De Jeugd van Tegenwoordig. Tekstboek. Nijgh & Van Ditmar, 2025
Het verzameld werk van de taalbaldadige hiphopgroep Jeugd van Tegenwoordig begint met deze regel: “Niks intro, shit begint als het begint yo”. De tekst die volgt heet ‘Happen naar de baas’ en knapt onmiddellijk uit elkaar van ongein, vrolijkheid, opschepperij en taalplezier: ‘Blikken of blozen, Wartaal laat het hozen / Gozer, gast, pappie, kil / Ik weet niet hoe je heet maar je lijkt op m’n bil’. Het soort teksten, kortom, waarvan je je indertijd, in 2005, afvroeg hoe het hierna nog verder moest. En de Jeugd ging daarna nog twintig jaar verder.
De teksten van de albums uit die afgelopen periode zijn nu bij elkaar gebracht in Tekstboek Jeugd, een boek dat van binnen zo kaal is als de titel: de teksten staan achter elkaar afgedrukt in een schreefloze letter. Behalve één zin aan het eind over wie welke teksten geschreven heeft, wordt er geen enkele toelichting gegeven en niets geïllustreerd. De teksten van Willie Wartaal (Olivier Locadia), Faberyayo (Pepijn Lanen) en Vjèze Fur (Freddy Tratlehner), die zolang gedragen zijn door de muziek van Bas Bron, moeten hier voor zichzelf spreken.
Lukt het ze? Wat moet je als lezer met acht keer onder elkaar de regel ‘Da’s best een goeie look voor jou’, als daaronder de beat ontbreekt? En als die regels gevolgd worden door eveneens acht keer de mededeling ‘Voel me best wel legendary / Ik glitter als Mariah Carey’?
Dat ontbreken van beats is, denk ik, een schijnprobleem. Via allerlei streamingdiensten kun je alle nummers vinden en beluisteren, maar dat kan vanaf nu met het Tekstboek in de hand. De moeilijkheid voor zelfs de trouwe volger van de Jeugd is dat lang niet ieder woord in ieder nummer even gemakkelijk te verstaan was. Dat is nu opgelost: we hebben eindelijk een uitgeschreven versie waardoor je kunt weten dat het woord dat in Watskeburt klinkt als ‘(je weet niet wat is) njau’ dient te worden uitgeschreven als ‘niéuw’. Of dat in de grootste hit, Sterrenstof, niet ‘zelfs als ik naar boven kijk’ wordt gerapt, maar ‘sters als ik naar boven kijk’. Een heel enkel keer wordt een enkel stukje, vooral in de gesproken passages, niet uitgeschreven – dat beschouw ik telkens als een mankement.

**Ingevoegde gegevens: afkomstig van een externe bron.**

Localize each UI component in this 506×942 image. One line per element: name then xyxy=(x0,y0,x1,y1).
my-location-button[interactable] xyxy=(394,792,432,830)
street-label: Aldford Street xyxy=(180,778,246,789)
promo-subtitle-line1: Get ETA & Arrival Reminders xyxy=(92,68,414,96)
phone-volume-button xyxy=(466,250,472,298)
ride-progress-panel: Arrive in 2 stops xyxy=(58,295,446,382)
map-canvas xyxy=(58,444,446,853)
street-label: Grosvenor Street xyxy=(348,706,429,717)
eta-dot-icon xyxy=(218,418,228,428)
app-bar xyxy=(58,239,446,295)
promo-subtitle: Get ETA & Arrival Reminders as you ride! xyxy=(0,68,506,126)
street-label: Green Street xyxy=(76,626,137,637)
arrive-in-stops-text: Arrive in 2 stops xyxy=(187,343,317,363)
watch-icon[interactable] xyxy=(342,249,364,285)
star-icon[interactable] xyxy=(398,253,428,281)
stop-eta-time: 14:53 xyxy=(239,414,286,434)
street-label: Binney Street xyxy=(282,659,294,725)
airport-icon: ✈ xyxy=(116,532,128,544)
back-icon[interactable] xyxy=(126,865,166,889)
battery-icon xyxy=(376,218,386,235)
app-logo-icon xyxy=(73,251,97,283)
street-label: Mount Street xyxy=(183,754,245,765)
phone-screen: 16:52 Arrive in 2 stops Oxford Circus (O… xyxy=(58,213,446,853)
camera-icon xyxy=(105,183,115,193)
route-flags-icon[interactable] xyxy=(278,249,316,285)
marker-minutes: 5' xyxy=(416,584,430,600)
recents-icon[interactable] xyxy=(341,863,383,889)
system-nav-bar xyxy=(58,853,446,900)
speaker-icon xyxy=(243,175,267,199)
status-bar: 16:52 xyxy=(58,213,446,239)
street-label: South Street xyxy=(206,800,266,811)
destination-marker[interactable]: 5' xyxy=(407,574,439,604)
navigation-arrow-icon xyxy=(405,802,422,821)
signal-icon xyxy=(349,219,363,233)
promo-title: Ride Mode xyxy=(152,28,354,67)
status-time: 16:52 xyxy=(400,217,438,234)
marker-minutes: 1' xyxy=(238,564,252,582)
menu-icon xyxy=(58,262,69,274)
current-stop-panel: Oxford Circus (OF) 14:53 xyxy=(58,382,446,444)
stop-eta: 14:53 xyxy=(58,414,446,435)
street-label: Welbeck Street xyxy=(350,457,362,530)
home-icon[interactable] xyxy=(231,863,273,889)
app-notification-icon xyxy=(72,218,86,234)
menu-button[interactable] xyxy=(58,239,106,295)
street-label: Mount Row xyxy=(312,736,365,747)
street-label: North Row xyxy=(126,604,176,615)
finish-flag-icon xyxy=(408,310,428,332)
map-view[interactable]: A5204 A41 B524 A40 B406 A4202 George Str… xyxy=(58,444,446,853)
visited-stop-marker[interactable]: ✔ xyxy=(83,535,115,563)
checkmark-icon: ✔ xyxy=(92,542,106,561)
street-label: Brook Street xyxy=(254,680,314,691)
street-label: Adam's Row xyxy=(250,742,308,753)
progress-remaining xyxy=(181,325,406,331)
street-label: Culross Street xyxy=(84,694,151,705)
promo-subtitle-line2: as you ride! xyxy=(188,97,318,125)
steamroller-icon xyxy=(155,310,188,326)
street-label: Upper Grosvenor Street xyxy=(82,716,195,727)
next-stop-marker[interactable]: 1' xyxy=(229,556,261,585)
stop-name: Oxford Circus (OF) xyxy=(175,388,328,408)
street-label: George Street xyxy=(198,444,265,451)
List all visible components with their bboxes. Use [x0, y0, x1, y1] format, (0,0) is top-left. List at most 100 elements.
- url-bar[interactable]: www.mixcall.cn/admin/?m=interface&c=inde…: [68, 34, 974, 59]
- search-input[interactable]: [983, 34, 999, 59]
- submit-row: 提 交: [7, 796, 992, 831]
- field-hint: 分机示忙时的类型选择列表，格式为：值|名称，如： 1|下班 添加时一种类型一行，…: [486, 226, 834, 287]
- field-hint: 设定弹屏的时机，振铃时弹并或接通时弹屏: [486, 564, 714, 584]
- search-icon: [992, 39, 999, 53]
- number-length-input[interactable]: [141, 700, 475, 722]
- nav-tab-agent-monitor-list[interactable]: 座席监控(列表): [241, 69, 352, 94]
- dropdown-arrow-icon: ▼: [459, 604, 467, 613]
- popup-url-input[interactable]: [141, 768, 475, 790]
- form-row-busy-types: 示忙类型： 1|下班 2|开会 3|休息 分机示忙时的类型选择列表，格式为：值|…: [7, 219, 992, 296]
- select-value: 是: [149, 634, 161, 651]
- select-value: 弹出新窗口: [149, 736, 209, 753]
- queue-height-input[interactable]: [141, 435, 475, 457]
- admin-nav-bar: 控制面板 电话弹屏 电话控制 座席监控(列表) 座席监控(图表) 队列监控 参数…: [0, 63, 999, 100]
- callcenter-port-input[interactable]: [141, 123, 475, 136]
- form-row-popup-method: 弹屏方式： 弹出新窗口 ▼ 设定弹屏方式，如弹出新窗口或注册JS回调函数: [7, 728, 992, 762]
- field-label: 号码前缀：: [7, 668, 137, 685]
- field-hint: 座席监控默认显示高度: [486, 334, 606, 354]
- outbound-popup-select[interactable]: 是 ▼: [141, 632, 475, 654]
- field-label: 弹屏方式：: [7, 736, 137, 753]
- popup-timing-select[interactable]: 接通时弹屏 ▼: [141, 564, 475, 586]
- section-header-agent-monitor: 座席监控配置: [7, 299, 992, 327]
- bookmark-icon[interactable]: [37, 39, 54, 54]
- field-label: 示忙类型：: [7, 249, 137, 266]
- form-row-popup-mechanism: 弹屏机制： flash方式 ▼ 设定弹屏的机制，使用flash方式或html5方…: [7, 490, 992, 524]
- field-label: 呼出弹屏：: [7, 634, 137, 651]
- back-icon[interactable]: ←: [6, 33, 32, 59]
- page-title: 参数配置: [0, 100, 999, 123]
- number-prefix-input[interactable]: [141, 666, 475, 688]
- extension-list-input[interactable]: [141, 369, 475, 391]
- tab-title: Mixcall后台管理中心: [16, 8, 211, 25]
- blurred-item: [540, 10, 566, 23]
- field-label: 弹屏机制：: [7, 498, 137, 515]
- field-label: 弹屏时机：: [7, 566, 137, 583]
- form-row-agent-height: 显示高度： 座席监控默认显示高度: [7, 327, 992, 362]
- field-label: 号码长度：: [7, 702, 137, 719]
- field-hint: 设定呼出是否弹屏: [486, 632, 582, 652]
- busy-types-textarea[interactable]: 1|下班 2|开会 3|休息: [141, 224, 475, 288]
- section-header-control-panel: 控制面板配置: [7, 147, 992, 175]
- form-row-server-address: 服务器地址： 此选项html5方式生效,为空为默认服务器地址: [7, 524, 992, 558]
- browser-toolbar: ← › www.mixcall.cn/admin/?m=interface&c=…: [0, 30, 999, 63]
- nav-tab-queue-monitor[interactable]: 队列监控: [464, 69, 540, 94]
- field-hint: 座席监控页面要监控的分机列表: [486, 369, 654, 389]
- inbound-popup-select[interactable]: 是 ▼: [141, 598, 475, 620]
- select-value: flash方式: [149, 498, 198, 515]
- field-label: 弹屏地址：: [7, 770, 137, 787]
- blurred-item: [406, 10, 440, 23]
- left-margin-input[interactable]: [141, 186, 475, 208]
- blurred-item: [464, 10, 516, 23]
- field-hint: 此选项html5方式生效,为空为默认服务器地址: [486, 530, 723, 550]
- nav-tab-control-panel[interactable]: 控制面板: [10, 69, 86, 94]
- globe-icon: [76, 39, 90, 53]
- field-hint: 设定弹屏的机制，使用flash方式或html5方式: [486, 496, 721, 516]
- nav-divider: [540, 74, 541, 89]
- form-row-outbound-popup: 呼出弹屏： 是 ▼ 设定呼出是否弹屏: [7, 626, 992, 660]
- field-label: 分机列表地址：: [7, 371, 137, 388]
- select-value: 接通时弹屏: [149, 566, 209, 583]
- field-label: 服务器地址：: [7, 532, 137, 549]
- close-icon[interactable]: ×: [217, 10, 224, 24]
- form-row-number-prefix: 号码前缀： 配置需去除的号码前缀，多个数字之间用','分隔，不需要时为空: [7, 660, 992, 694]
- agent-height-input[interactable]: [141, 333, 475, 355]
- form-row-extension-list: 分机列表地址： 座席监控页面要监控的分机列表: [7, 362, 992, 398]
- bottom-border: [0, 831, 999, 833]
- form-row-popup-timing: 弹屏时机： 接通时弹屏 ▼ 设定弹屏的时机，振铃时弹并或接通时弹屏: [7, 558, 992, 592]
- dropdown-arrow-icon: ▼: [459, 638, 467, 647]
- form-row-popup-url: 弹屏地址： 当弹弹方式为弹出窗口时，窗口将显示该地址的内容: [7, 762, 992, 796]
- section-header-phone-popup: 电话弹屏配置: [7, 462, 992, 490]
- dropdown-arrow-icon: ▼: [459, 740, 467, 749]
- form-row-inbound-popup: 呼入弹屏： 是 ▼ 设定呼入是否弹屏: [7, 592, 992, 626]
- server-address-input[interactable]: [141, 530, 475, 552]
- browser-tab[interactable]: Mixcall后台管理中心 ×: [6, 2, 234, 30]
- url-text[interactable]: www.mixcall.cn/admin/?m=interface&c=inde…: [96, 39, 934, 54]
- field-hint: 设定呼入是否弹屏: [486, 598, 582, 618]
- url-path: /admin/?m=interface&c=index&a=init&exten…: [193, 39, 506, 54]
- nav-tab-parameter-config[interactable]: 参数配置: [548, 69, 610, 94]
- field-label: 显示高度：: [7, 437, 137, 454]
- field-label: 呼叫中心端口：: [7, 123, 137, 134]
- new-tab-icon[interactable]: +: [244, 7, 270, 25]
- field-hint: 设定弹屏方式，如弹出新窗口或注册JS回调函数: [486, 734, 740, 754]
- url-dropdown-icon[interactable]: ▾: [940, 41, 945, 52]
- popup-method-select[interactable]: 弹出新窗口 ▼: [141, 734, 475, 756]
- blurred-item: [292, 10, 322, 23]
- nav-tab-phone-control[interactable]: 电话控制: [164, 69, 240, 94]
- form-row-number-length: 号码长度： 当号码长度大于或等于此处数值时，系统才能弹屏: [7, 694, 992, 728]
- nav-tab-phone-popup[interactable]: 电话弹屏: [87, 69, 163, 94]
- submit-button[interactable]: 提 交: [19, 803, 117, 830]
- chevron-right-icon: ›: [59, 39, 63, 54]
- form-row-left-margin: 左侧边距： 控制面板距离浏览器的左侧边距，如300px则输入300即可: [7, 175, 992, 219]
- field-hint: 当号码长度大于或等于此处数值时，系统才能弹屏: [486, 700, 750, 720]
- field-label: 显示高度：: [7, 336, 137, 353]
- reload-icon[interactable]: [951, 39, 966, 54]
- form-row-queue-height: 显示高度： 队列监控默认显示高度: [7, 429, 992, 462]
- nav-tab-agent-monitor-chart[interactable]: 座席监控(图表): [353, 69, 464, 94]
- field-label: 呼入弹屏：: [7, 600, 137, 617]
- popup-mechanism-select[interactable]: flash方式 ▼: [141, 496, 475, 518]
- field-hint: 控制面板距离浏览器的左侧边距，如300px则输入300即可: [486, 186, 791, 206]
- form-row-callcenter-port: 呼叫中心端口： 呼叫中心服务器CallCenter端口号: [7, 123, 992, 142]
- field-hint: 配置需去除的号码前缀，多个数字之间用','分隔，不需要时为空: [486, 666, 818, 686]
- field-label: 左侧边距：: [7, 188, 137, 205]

Zo treed je, met het boek op schoot en de beats op de hoofdtelefoon, de wonderlijke wereld binnen van een Jeugd die volgens de kalender inmiddels geen Jeugd meer is, maar ondertussen nog bizarre regels durft op te schrijven als ‘Je mag best weten ik lig onder de deken / Beetje zweten beetje track en tracen’. De lezer, gewend aan de aangeharkte taal in de meeste Nederlandse romans en dichtbundels, leert zo een heel andere manier kennen van met taal omgaan: een van sex, drugs en woordlol.
Je moet er natuurlijk van houden, je moet op de een of andere manier in de stemming zijn voor die combinatie van woordspeligheid en stoere praatjes. Je moet je als lezer achter de studeertafel soms worstelen door de sletjes en de bitches en de beschrijvingen van wat de heren van plan zijn met hen te ondernemen – wiepen lijkt de favoriete activiteit en de lezer mag zelf uitzoeken wat dit is –, maar dan krijg je er ook van alles voor terug. Meervouden op s bijvoorbeeld (‘Boen je schoens met traans’), of eigenaardige verkleinwoorden (dinsjesdag, dommetjes). Bijzondere nieuwvormingen (wittewijnmuziek) of bizarre vergelijkingen (‘Meer hoes dan Isa’).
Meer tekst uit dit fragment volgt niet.